Far too many national leaders are in a state of denial about the seriousness of our fiscal problems.  House Speaker John Boehner says that “The American people do not support raising the debt ceiling without reducing government spending at the same time.”  The “Boehner Rule” stipulates that an increase in the debt limit must be paired with spending cuts of equal size over a ten year period.  This is an excellent framework for kicking off a national discussion to persuade the American people to support cutting back spending on entitlements and social programs as well as defense spending.

Every economic unit whether it be an individual, a family, a business, a community or a larger political subdivision, has to learn to live within its means.  This elementary rule of common sense applies to our whole country just as much as to any other social group.  Republicans have the clearest grasp of this basic truth at the present time and now need to exhibit the courage of their political convictions.  The future of our country depends on it!

The Magnitude of the Mess We’re In

In an opinion piece last fall in the Wall Street Journal, George Schultz, and several colleagues from Stanford University’s Hoover Institution, very cogently describe the horrendous economic and fiscal mess in which the United States is now embedded.  Trillion dollar deficits for four years in a row, now going on five, a persistently weak recovery from the great recession of 2008, several rounds of quantitative easing by the Federal Reserve now totaling over three trillion dollars, and worst of all, a complete lack of consensus by political leaders on how to respond to this dangerous situation.

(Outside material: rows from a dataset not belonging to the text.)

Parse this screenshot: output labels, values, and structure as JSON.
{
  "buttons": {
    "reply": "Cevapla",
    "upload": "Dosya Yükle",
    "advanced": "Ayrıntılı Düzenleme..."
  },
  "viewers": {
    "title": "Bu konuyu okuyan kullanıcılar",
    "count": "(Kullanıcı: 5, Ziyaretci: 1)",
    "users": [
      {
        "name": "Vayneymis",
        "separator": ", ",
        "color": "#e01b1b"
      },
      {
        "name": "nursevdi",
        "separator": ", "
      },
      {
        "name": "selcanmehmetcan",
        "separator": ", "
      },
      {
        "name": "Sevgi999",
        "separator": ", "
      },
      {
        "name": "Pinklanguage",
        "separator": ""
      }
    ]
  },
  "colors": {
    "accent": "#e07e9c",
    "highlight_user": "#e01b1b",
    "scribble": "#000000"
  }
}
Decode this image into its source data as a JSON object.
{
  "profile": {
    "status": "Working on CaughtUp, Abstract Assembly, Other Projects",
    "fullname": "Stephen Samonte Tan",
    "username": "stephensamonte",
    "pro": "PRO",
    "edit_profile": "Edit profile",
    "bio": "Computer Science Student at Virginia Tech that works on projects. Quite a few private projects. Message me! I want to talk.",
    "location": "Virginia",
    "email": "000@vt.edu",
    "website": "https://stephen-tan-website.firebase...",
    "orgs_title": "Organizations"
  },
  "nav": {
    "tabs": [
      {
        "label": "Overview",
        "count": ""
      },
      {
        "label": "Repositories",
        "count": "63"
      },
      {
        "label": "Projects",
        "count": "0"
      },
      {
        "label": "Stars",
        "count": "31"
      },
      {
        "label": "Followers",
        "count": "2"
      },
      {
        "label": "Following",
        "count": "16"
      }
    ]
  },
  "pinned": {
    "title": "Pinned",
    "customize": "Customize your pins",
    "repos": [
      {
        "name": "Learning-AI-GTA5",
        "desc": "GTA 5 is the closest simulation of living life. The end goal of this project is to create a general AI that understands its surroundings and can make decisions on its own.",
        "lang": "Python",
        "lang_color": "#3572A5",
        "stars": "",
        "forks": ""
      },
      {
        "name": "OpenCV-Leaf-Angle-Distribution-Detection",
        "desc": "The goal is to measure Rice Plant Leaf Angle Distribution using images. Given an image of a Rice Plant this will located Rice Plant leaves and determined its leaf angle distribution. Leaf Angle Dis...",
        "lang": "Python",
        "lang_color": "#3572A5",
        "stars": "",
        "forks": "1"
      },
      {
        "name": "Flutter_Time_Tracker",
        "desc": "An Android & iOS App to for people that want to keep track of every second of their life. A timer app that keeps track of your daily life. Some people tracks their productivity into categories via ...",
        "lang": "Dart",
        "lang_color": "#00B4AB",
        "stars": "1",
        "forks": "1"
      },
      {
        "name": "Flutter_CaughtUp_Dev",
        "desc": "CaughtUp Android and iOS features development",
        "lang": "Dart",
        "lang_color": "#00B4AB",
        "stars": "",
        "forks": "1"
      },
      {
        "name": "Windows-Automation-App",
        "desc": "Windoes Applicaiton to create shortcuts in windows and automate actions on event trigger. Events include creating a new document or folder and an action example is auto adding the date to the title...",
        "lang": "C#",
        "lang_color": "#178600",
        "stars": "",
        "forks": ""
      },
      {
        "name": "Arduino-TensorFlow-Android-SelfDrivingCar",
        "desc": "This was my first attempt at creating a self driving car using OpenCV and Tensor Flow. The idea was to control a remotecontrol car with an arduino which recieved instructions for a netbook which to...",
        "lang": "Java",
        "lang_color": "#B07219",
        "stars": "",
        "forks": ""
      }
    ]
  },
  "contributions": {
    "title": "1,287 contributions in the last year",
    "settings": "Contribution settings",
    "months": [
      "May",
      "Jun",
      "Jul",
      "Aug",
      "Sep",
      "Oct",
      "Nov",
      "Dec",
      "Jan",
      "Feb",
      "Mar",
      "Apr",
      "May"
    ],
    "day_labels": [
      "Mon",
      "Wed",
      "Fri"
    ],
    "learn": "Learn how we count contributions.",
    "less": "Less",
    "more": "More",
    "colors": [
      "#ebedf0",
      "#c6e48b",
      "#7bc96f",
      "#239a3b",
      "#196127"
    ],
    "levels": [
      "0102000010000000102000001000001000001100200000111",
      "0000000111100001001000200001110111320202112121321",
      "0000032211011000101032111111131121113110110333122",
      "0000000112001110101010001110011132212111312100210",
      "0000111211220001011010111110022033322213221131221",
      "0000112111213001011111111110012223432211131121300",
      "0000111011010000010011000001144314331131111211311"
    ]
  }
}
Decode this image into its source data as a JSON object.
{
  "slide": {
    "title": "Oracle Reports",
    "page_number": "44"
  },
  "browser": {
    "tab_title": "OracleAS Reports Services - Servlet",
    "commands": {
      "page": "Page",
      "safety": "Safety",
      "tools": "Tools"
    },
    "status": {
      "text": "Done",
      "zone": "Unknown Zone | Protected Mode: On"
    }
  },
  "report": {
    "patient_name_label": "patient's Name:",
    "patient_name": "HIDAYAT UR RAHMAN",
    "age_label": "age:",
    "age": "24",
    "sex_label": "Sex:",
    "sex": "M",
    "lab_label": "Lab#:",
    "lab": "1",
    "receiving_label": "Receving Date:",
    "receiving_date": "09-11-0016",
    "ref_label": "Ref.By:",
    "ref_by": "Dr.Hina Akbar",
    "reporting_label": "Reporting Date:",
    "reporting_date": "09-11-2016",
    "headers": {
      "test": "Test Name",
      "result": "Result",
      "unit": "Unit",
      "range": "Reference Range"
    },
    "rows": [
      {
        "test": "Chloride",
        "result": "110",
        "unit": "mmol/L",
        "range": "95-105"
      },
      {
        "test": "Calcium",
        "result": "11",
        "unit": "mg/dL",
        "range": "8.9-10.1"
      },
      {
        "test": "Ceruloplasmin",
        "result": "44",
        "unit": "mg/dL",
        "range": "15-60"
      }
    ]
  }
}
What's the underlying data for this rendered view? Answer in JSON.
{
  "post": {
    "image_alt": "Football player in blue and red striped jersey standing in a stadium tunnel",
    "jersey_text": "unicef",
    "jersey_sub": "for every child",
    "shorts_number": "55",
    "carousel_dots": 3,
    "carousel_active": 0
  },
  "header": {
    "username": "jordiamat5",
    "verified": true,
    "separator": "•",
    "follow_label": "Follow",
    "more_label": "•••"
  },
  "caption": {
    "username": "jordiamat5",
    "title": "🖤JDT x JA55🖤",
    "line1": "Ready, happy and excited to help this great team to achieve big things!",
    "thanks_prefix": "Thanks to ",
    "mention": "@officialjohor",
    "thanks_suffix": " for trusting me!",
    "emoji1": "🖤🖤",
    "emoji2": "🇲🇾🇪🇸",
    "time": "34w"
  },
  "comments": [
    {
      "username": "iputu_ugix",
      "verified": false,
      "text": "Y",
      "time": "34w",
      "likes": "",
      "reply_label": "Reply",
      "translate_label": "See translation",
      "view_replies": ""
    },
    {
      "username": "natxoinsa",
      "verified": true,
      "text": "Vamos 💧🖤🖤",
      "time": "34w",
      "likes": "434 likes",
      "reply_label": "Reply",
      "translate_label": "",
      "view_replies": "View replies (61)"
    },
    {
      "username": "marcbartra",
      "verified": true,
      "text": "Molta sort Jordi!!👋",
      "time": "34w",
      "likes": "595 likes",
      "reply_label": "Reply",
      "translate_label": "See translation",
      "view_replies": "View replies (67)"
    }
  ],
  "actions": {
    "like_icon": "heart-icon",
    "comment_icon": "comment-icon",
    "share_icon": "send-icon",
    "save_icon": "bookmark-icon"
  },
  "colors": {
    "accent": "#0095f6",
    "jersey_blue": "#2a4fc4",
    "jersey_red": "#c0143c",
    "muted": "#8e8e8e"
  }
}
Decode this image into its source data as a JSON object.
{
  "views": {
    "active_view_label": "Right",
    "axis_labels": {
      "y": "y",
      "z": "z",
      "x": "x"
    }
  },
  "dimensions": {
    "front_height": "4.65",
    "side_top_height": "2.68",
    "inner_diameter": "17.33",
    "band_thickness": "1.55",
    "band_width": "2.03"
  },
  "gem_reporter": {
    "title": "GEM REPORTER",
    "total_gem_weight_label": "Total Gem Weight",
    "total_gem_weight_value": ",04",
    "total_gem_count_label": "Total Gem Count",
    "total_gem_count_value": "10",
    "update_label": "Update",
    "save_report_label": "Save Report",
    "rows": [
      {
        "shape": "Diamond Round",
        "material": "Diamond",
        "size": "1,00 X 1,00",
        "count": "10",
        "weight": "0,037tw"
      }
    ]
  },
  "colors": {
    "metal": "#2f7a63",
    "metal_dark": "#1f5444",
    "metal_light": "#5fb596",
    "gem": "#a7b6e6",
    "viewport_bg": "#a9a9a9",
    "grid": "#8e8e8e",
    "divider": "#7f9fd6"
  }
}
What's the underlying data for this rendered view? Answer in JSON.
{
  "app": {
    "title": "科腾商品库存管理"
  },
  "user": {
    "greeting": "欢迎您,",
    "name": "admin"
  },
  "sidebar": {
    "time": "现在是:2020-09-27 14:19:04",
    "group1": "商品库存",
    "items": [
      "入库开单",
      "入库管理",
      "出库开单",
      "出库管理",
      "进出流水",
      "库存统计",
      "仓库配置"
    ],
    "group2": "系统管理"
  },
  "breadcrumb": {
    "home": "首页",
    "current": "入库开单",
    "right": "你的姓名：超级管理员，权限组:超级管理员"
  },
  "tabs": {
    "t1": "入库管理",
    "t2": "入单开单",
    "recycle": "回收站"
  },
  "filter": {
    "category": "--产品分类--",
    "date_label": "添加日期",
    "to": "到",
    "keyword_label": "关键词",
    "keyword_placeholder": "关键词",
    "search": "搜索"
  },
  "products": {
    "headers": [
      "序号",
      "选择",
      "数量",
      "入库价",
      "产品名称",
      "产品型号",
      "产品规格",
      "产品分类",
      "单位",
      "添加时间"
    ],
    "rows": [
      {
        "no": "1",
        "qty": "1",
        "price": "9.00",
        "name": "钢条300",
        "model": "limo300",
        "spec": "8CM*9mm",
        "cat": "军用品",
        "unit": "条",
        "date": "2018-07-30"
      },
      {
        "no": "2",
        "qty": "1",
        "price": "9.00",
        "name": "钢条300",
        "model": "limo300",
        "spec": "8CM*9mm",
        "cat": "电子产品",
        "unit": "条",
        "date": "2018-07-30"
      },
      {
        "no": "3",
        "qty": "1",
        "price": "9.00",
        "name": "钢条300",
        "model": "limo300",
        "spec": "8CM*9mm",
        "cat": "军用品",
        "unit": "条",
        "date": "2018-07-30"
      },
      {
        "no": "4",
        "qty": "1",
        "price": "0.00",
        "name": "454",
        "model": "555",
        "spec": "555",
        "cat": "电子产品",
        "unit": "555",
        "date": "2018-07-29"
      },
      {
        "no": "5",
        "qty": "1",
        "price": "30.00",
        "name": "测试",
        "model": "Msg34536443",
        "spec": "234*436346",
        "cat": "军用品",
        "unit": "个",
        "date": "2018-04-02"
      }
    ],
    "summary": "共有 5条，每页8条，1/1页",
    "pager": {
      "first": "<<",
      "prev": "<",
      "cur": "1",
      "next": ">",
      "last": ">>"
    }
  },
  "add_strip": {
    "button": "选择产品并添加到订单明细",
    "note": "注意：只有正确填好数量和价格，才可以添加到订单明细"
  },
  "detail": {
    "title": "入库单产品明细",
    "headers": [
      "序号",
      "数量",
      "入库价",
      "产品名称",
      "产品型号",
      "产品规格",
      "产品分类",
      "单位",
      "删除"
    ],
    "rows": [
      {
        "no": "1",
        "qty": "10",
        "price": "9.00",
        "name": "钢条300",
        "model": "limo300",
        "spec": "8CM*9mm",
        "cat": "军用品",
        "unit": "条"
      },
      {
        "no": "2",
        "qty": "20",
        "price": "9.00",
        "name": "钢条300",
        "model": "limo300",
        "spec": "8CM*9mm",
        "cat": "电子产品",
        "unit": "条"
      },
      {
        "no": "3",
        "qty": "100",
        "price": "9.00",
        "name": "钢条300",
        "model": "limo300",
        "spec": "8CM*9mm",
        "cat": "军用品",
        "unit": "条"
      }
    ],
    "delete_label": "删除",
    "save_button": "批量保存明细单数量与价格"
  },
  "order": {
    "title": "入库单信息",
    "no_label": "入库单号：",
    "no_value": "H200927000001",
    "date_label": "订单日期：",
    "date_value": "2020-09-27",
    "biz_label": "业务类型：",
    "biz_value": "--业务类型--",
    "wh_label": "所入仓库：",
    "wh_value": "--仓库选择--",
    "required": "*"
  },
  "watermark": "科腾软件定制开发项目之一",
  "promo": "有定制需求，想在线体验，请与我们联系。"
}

The President and the Democratic majority in the Senate, flush with victory after the November 2012 elections, believe that they have a mandate to continue their present expansionist policies.  The Republican majority in the House of Representatives, only slightly diminished by the 2012 elections, feels equally strongly that it has a mandate to continue applying the brakes.  As a fiscal conservative I agree with the Republicans that we must return to the sound fiscal and monetary policies advocated so eloquently in the above WSJ article.

What strategy can the House Republican’s follow to move federal policy in this direction?  House Speaker John Boehner has suggested that any increase in the debt limit be matched dollar for dollar by cuts in federal spending over a ten year period.  For example, the “Boehner Rule” would require that an increase in the debt limit of $1 trillion, enough to last about one year, would be offset by spending cuts of $100 billion a year for 10 years.  If such a regimen were then repeated a year from now, another $100 billion in spending cuts per year would be needed as well, and so on.

Taking into account the baseline budgeting process in Congress, whereby budgets are automatically increased from one year to the next by the anticipated rate of inflation, and also the occasional need for emergency appropriations to cover natural disasters and other dire events, the Boehner Rule would have the likely effect of holding spending approximately constant from one year to the next in absolute terms.  While this is not the same as what most people would understand by actual spending cuts, nevertheless it does represent significant restraint in federal spending, compared to recent patterns.

As the economy continues on its current growth trajectory of about 2% per year, this would mean that new tax revenues would eventually catch up with relatively flat spending levels and eventually lead to a balanced budget.